While it has been a challenge for employers to keep up with the explosion of medical and recreational marijuana laws spreading across the nation, employers have taken some comfort in that most of these states still grant employers the right to maintain a drug-free workplace and take action against those who test positive for marijuana. Yet, the tide seems to be shifting, with more courts granting pot smokers certain rights and finding that employers are required to comply with federal and state disability laws when confronted with medical marijuana users. Now it seems states and localities are stepping in and granting certain employment protections to recreational marijuana users. As we previously reported here, effective February 1, 2018, Maine became the first state in the country to protect employees and applicants from adverse employment action based on their use of off-duty and off-site marijuana.

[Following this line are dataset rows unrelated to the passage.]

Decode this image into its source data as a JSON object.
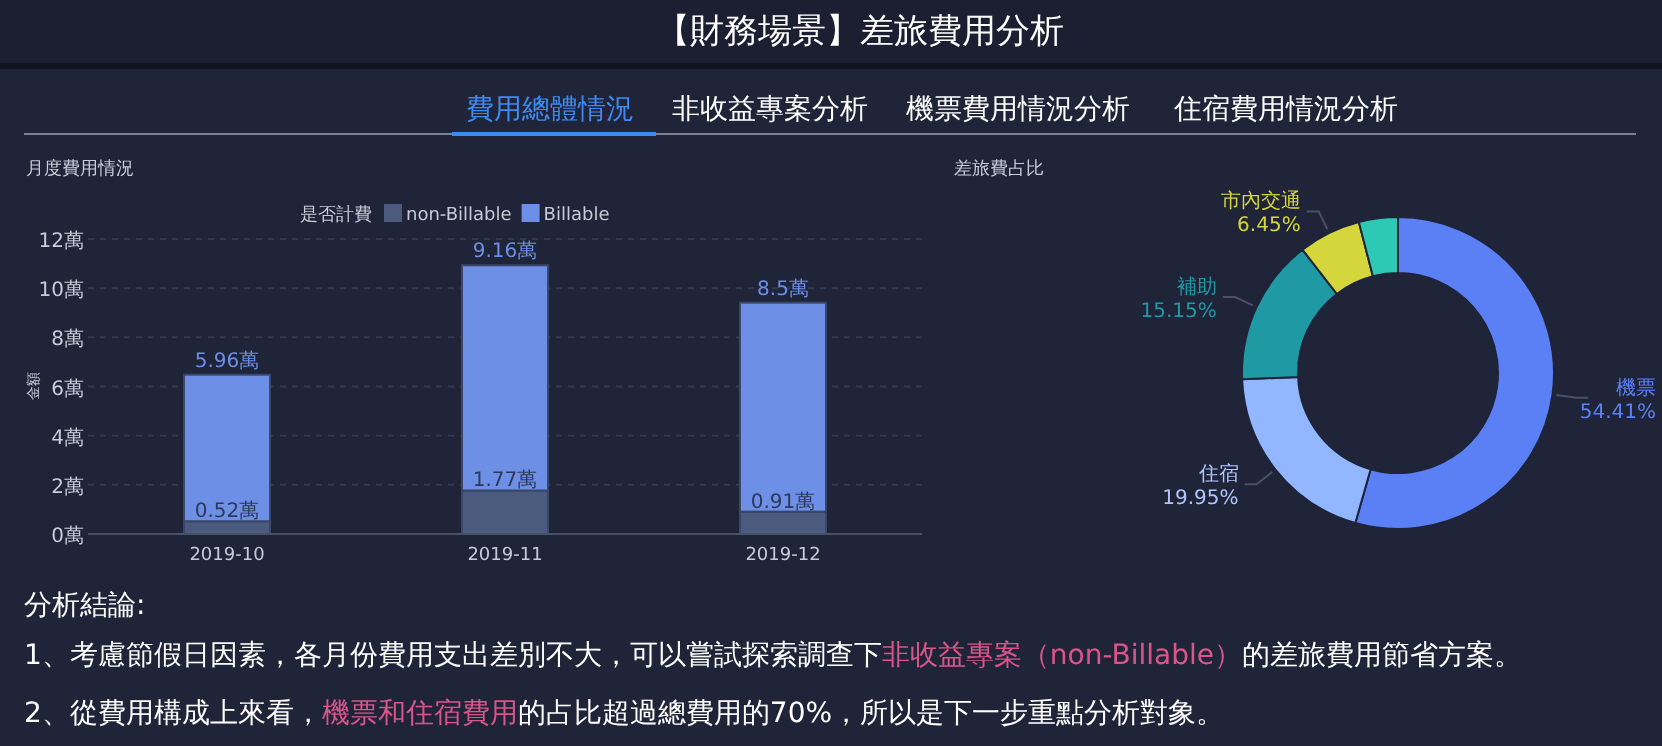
{
  "chart_data": [
    {
      "type": "other",
      "title": "【財務場景】差旅費用分析",
      "annotations": [
        "費用總體情況",
        "非收益專案分析",
        "機票費用情況分析",
        "住宿費用情況分析",
        "分析結論:",
        "1、考慮節假日因素，各月份費用支出差別不大，可以嘗試探索調查下",
        "非收益專案（non-Billable）",
        "的差旅費用節省方案。",
        "2、從費用構成上來看，",
        "機票和住宿費用",
        "的占比超過總費用的70%，所以是下一步重點分析對象。"
      ]
    },
    {
      "type": "bar",
      "title": "月度費用情況",
      "ylabel": "金額",
      "legend_title": "是否計費",
      "legend": "top",
      "grid": "y",
      "stacked": true,
      "categories": [
        "2019-10",
        "2019-11",
        "2019-12"
      ],
      "series": [
        {
          "name": "non-Billable",
          "color": "#4b5b7e",
          "values": [
            0.52,
            1.77,
            0.91
          ],
          "value_labels": [
            "0.52萬",
            "1.77萬",
            "0.91萬"
          ]
        },
        {
          "name": "Billable",
          "color": "#6d8fe6",
          "values": [
            5.96,
            9.16,
            8.5
          ],
          "value_labels": [
            "5.96萬",
            "9.16萬",
            "8.5萬"
          ]
        }
      ],
      "ylim": [
        0,
        12
      ],
      "yticks": [
        {
          "value": 0,
          "label": "0萬"
        },
        {
          "value": 2,
          "label": "2萬"
        },
        {
          "value": 4,
          "label": "4萬"
        },
        {
          "value": 6,
          "label": "6萬"
        },
        {
          "value": 8,
          "label": "8萬"
        },
        {
          "value": 10,
          "label": "10萬"
        },
        {
          "value": 12,
          "label": "12萬"
        }
      ]
    },
    {
      "type": "donut",
      "title": "差旅費占比",
      "categories": [
        "機票",
        "住宿",
        "補助",
        "市內交通",
        null
      ],
      "values": [
        54.41,
        19.95,
        15.15,
        6.45,
        4.04
      ],
      "value_labels": [
        "54.41%",
        "19.95%",
        "15.15%",
        "6.45%",
        null
      ],
      "colors": [
        "#5b80f5",
        "#92b6ff",
        "#1f9aa5",
        "#d5d63b",
        "#2ec9b4"
      ]
    }
  ]
}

In fact, because Maine only allows employers to prohibit the use and possession of marijuana “in the workplace” and to “discipline employees who are under the influence of marijuana in the workplace,” non-regulated employers may no longer test job applicants for marijuana and cannot take action against an incumbent employee based solely on a positive test result for marijuana.

New York City seems well on its way to enacting a similar measure. On April 9, 2019, the New York City Council passed (by a 41-4 vote) a bill (Intro. No. 1445-A) that will make it unlawful for an employer, labor organization, or employment agency to require a job applicant to submit to a marijuana test as a condition of employment. The bill exempts from the prohibition: positions in law enforcement; construction jobs (as defined in the law); any position requiring a commercial driver’s license as well as those subject to Department of Transportation drug testing regulations (Part 40); positions requiring the supervision or care of children, medical patients, or vulnerable persons; and positions with the “potential to significantly impact the health or safety of employees or members of the public,” as determined by rules promulgated by the City. Also exempt are employers with federal contracts that mandate drug testing and any applicants whose prospective employer is a party to a valid collective bargaining agreement that specifically addresses the pre-employment drug testing of the applicants.

If Mayor Bill de Blasio approves the bill, it will take effect one year after enactment.

Now more than ever, employers in all jurisdictions should consider reviewing their existing drug testing or substance abuse policies and determine how best to address any employee positive test result for marijuana, especially in states with medical marijuana laws. In jurisdictions like Maine and, possibly, New York City, employers may also need to consider working with their drug testing vendors and Medical Review Officers to ensure that job applicants are not tested for marijuana. As mentioned, more states are enacting medical marijuana laws and courts have issued employee-friendly decisions addressing existing laws, which makes it particularly important for employers to stay ahead of this evolving area of the law.